Weekly Case Summaries: August 10, 2012

5th Circuit Court of Appeals

U.S. v. Davis

No. 11-040256    8/1/12

Issue

In a federal criminal case, if a defendant fails to renew his motion for acquittal after he presents his case, is he entitled to the usual review of the sufficiency of the evidence?

Holding

No. Where a defendant moves for a judgment of acquittal at the end of the government’s case and, after presenting evidence, fails to renew that motion, he forfeits his insufficiency challenge and review is for a manifest miscarriage of justice. “A manifest miscarriage of justice exists only if the record is devoid of evidence pointing to guilt, or because the evidence on a key element of the offense is so tenuous that a conviction would be shocking.” Presenting evidence includes cross-examination that elicits favorable testimony. Read opinion

Commentary

Do not get too excited. This holding would not transfer over to state cases. The Court of Criminal Appeals has repeatedly held that a defendant does not need to preserve error to raise a challenge to the sufficiency of the evidence in criminal cases. Texas state criminal courts also do not recognize “manifest miscarriage of justice” or “plain error” that you might see in decisions from other jurisdictions. This case can be important to Texas prosecutors because it involves violation of three statutes in Chapter 47 of the Penal Code—gambling. The whole sufficiency challenge centered around the existence of consideration at an “Internet café,” that was not really an Internet café, but was in fact a front for the lottery or gambling operation. A very useful opinion if have one of these types of cases.
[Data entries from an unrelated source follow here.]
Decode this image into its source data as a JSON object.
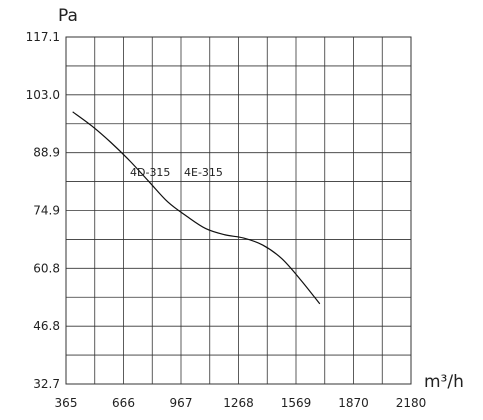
{
  "chart_data": {
    "type": "line",
    "title": "",
    "xlabel": "m³/h",
    "ylabel": "Pa",
    "xlim": [
      365,
      2180
    ],
    "ylim": [
      32.7,
      117.1
    ],
    "x_ticks": [
      "365",
      "666",
      "967",
      "1268",
      "1569",
      "1870",
      "2180"
    ],
    "y_ticks": [
      "117.1",
      "103.0",
      "88.9",
      "74.9",
      "60.8",
      "46.8",
      "32.7"
    ],
    "grid": true,
    "annotations": [
      "4D-315",
      "4E-315"
    ],
    "series": [
      {
        "name": "",
        "x": [
          400,
          500,
          600,
          700,
          800,
          900,
          1000,
          1100,
          1200,
          1300,
          1400,
          1500,
          1600,
          1700
        ],
        "y": [
          98.9,
          95.5,
          91.5,
          87.0,
          82.0,
          77.0,
          73.5,
          70.5,
          69.0,
          68.2,
          66.5,
          63.2,
          58.0,
          52.2
        ]
      }
    ]
  }
}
Texas Court of Criminal Appeals

Wilson v. State

No. AP-76,835     8/7/12

Issue

Was the defendant entitled to CCP Chapter 64 post-conviction DNA testing for a hair found on the victim’s body that did not belong to the victim, defendant or co-defendant?

Holding

No. The court reaffirms its holding in Bell v. State, 90 S.W.3d 301 (Tex. Crim. App. 2002) that the presence of another person’s DNA at a crime scene, by itself, does not constitute affirmative evidence of a defendant’s innocence. Read opinion

Commentary

As noted, this holding is line with the court’s prior DNA testing decisions. On its face, the defendant’s claim might have appeared to have merit. But the court did not take kindly to the fact that the defendant decided to raise the claim a mere week before his scheduled execution. If it walks like a duck, and quacks like a duck, it is probably a delaying tactic.